Performances are Friday, January 29 at 8 p.m. and Sunday, January 31 at 3 p.m.  Tickets, if you're interested are available at

Tuesday, December 29, 2009

Just finished watching Julie and Julia and after lots of thinking and talking about starting a blog, and a bit of prodding from my lovely wife, here goes...

The movie, if you don't know it already, follows Julia Child through the years as she is inspired by her love of eating (definitely something we have in common) to learning how to cook (something I love to do) to becoming the author of one of the most important cookbooks ever. The parallel life is follows is of a young woman, Julia, who decides to cook all 500+ recipes in Child's cookbook in the space of a year and blog about them. 365 days....

That's the inspiration for the first post: 365 days. It has been my dream for a long time to produce Humperdinck's "other" opera (besides Hansel and Gretel, for any non-opera person to wander along), otherwise known as Konigskinder, or The Royal children. It was first performed at the Metropolitan Opera right here in New York City, 99 years ago last night, and it hasn't been repeated here in the city in almost that long, though I learned about the piece from working on a beautiful and touching production at Sarasota Opera in 1997.
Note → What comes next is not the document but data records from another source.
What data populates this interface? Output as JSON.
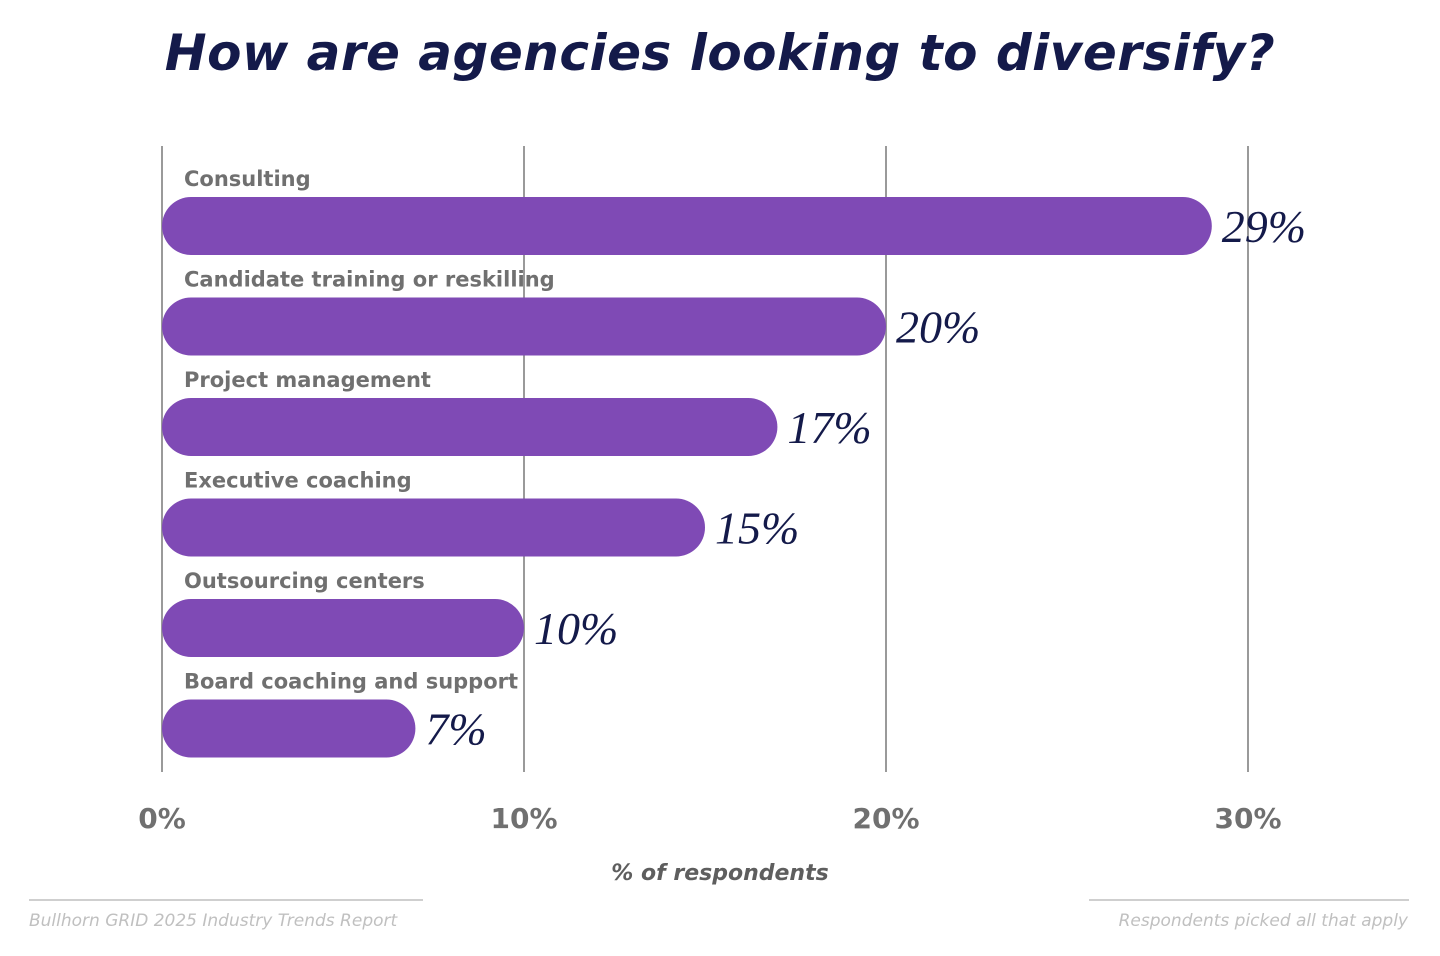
{
  "chart_data": {
    "type": "bar",
    "orientation": "horizontal",
    "title": "How are agencies looking to diversify?",
    "categories": [
      "Consulting",
      "Candidate training or reskilling",
      "Project management",
      "Executive coaching",
      "Outsourcing centers",
      "Board coaching and support"
    ],
    "values": [
      29,
      20,
      17,
      15,
      10,
      7
    ],
    "data_labels": [
      "29%",
      "20%",
      "17%",
      "15%",
      "10%",
      "7%"
    ],
    "xlabel": "% of respondents",
    "xlim": [
      0,
      30
    ],
    "xticks": [
      0,
      10,
      20,
      30
    ],
    "xtick_labels": [
      "0%",
      "10%",
      "20%",
      "30%"
    ],
    "grid": "vertical",
    "colors": {
      "bar": "#7f4ab5",
      "title": "#141a4a",
      "grid": "#9a9a9a"
    }
  },
  "footer": {
    "source": "Bullhorn GRID 2025 Industry Trends Report",
    "note": "Respondents picked all that apply"
  }
}
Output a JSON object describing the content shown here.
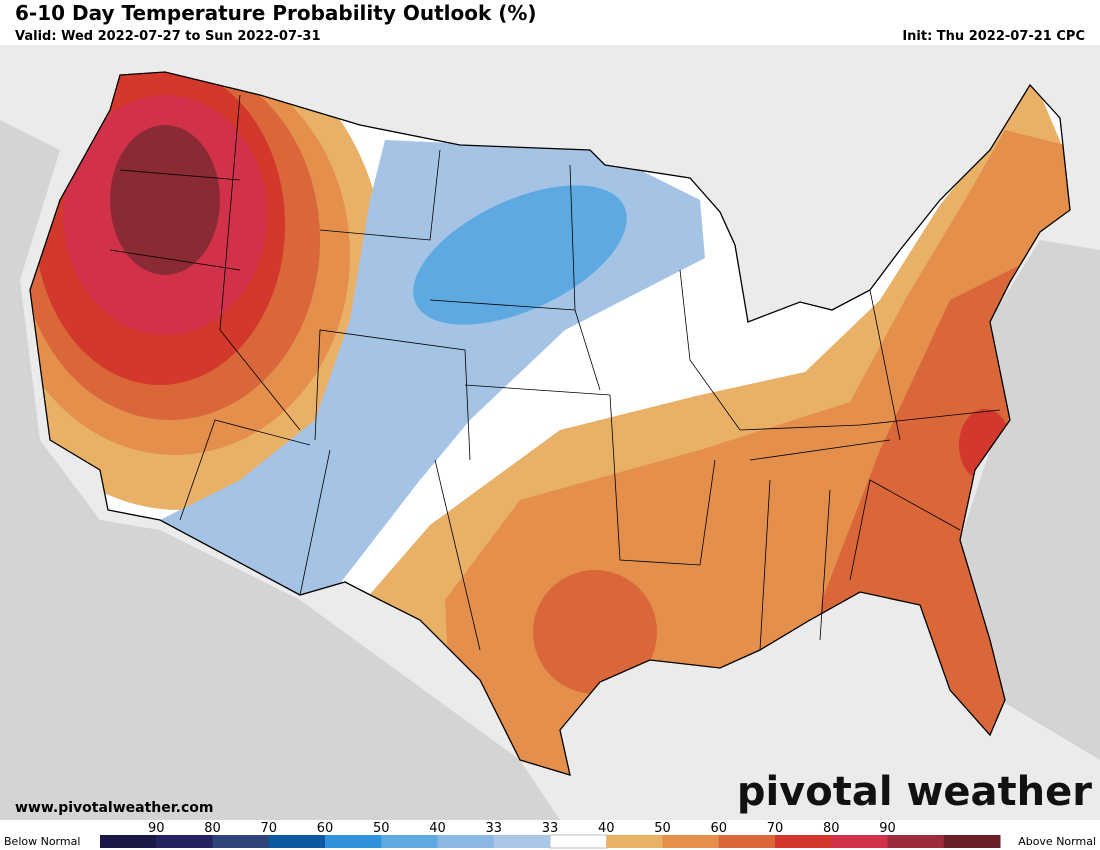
{
  "header": {
    "title": "6-10 Day Temperature Probability Outlook (%)",
    "valid": "Valid: Wed 2022-07-27 to Sun 2022-07-31",
    "init": "Init: Thu 2022-07-21 CPC"
  },
  "footer": {
    "website": "www.pivotalweather.com",
    "brand": "pivotal weather"
  },
  "legend": {
    "below_label": "Below Normal",
    "above_label": "Above Normal",
    "ticks": [
      "90",
      "80",
      "70",
      "60",
      "50",
      "40",
      "33",
      "33",
      "40",
      "50",
      "60",
      "70",
      "80",
      "90"
    ],
    "colors": [
      "#1b1848",
      "#252260",
      "#2f4478",
      "#0d5aa3",
      "#2e93db",
      "#5fa9e3",
      "#8bb8e2",
      "#aac7e7",
      "#ffffff",
      "#e9b167",
      "#e48f4c",
      "#d9673a",
      "#d2382b",
      "#d13249",
      "#9c2b3d",
      "#692026"
    ]
  }
}
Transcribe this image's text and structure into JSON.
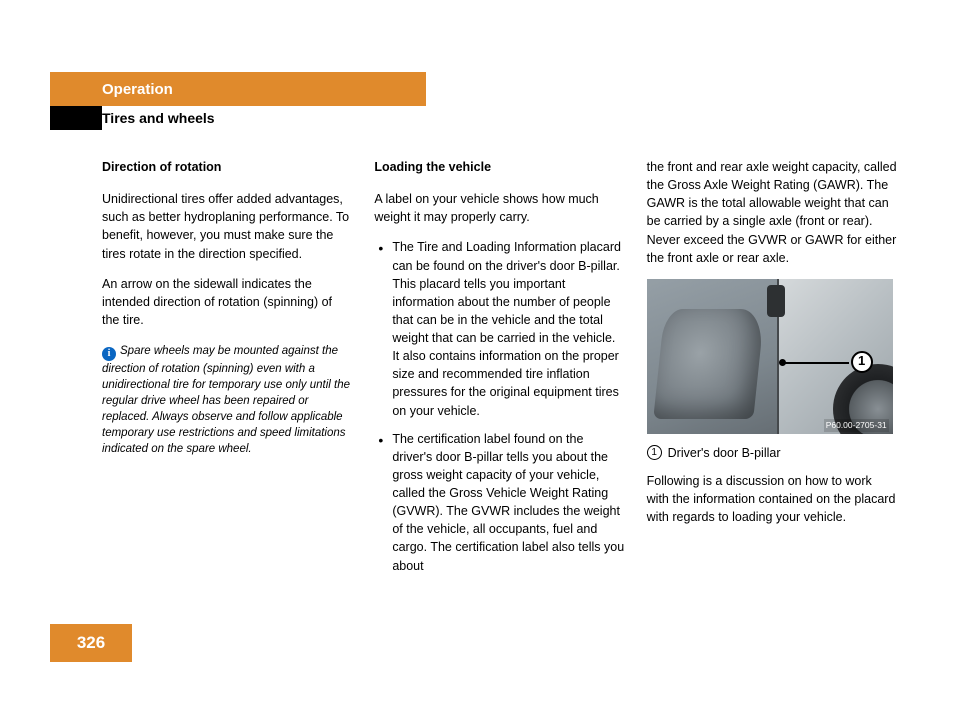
{
  "header": {
    "chapter": "Operation",
    "section": "Tires and wheels"
  },
  "col1": {
    "h": "Direction of rotation",
    "p1": "Unidirectional tires offer added advantages, such as better hydroplaning performance. To benefit, however, you must make sure the tires rotate in the direction specified.",
    "p2": "An arrow on the sidewall indicates the intended direction of rotation (spinning) of the tire.",
    "note": "Spare wheels may be mounted against the direction of rotation (spinning) even with a unidirectional tire for temporary use only until the regular drive wheel has been repaired or replaced. Always observe and follow applicable temporary use restrictions and speed limitations indicated on the spare wheel."
  },
  "col2": {
    "h": "Loading the vehicle",
    "p1": "A label on your vehicle shows how much weight it may properly carry.",
    "b1": "The Tire and Loading Information placard can be found on the driver's door B-pillar. This placard tells you important information about the number of people that can be in the vehicle and the total weight that can be carried in the vehicle. It also contains information on the proper size and recommended tire inflation pressures for the original equipment tires on your vehicle.",
    "b2": "The certification label found on the driver's door B-pillar tells you about the gross weight capacity of your vehicle, called the Gross Vehicle Weight Rating (GVWR). The GVWR includes the weight of the vehicle, all occupants, fuel and cargo. The certification label also tells you about"
  },
  "col3": {
    "p1": "the front and rear axle weight capacity, called the Gross Axle Weight Rating (GAWR). The GAWR is the total allowable weight that can be carried by a single axle (front or rear). Never exceed the GVWR or GAWR for either the front axle or rear axle.",
    "fig_code": "P60.00-2705-31",
    "callout_num": "1",
    "key_num": "1",
    "key_text": "Driver's door B-pillar",
    "p2": "Following is a discussion on how to work with the information contained on the placard with regards to loading your vehicle."
  },
  "page_number": "326",
  "colors": {
    "accent": "#e08a2c",
    "info_icon": "#0a66c2"
  }
}
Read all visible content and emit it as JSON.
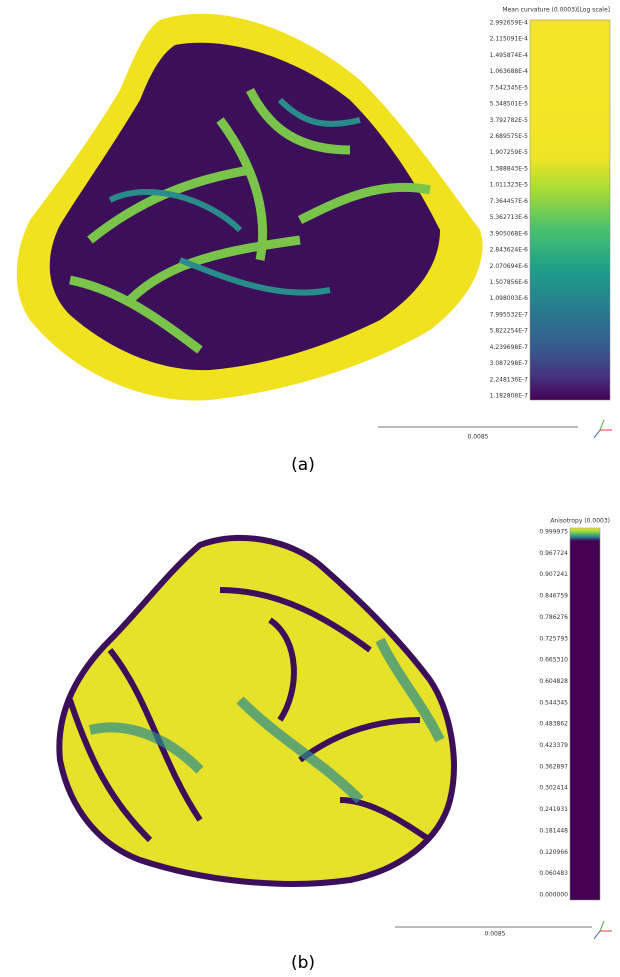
{
  "panels": [
    {
      "colorbar_title": "Mean curvature (0.0003)[Log scale]",
      "colorbar_labels": [
        "2.992659E-4",
        "2.115091E-4",
        "1.495874E-4",
        "1.063688E-4",
        "7.542345E-5",
        "5.348501E-5",
        "3.792782E-5",
        "2.689575E-5",
        "1.907259E-5",
        "1.388843E-5",
        "1.011323E-5",
        "7.364457E-6",
        "5.362713E-6",
        "3.905068E-6",
        "2.843624E-6",
        "2.070694E-6",
        "1.507856E-6",
        "1.098003E-6",
        "7.995532E-7",
        "5.822254E-7",
        "4.239698E-7",
        "3.087298E-7",
        "2.248136E-7",
        "1.182808E-7"
      ],
      "scale_label": "0.0085",
      "caption": "(a)"
    },
    {
      "colorbar_title": "Anisotropy (0.0003)",
      "colorbar_labels": [
        "0.999975",
        "0.967724",
        "0.907241",
        "0.846759",
        "0.786276",
        "0.725793",
        "0.665310",
        "0.604828",
        "0.544345",
        "0.483862",
        "0.423379",
        "0.362897",
        "0.302414",
        "0.241931",
        "0.181448",
        "0.120966",
        "0.060483",
        "0.000000"
      ],
      "scale_label": "0.0085",
      "caption": "(b)"
    }
  ]
}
The other impetus for the blog comes from my resolution for the new year: "Ask for help." So here's the other direct address to anyone reading. Please learn about this amazing work and if you are as moved by it as I was and still am), think about how you'd like to help bring about the 100th anniversary production. Sure, cash donations to dell'Arte Opera Ensemble would be lovely and necessary ( but more meaningful to me would be thinking about how you might bring yourself to the project. Maybe you're a fantastic bassoonist and would like to volunteer to play in the orchestra. Perhaps you're a wonderful seamstress (or that that word?) and want to help stich costumes. Do you know how to make stage snow? Do you speak German and are you great with a powerpoint projector? Someone needs to create a wonderful packet of materials for schools, because I want LOTS of children to see this piece. After all, the piece is about how children provide the greatest resource possible: truth.

I can't wait to share more about Konigskinder, about dell'Arte Opera Ensemble and our other upcoming projects, about my private coaching studio, and once in awhile, maybe just a little bit about cooking. Thanks Julie and Julia.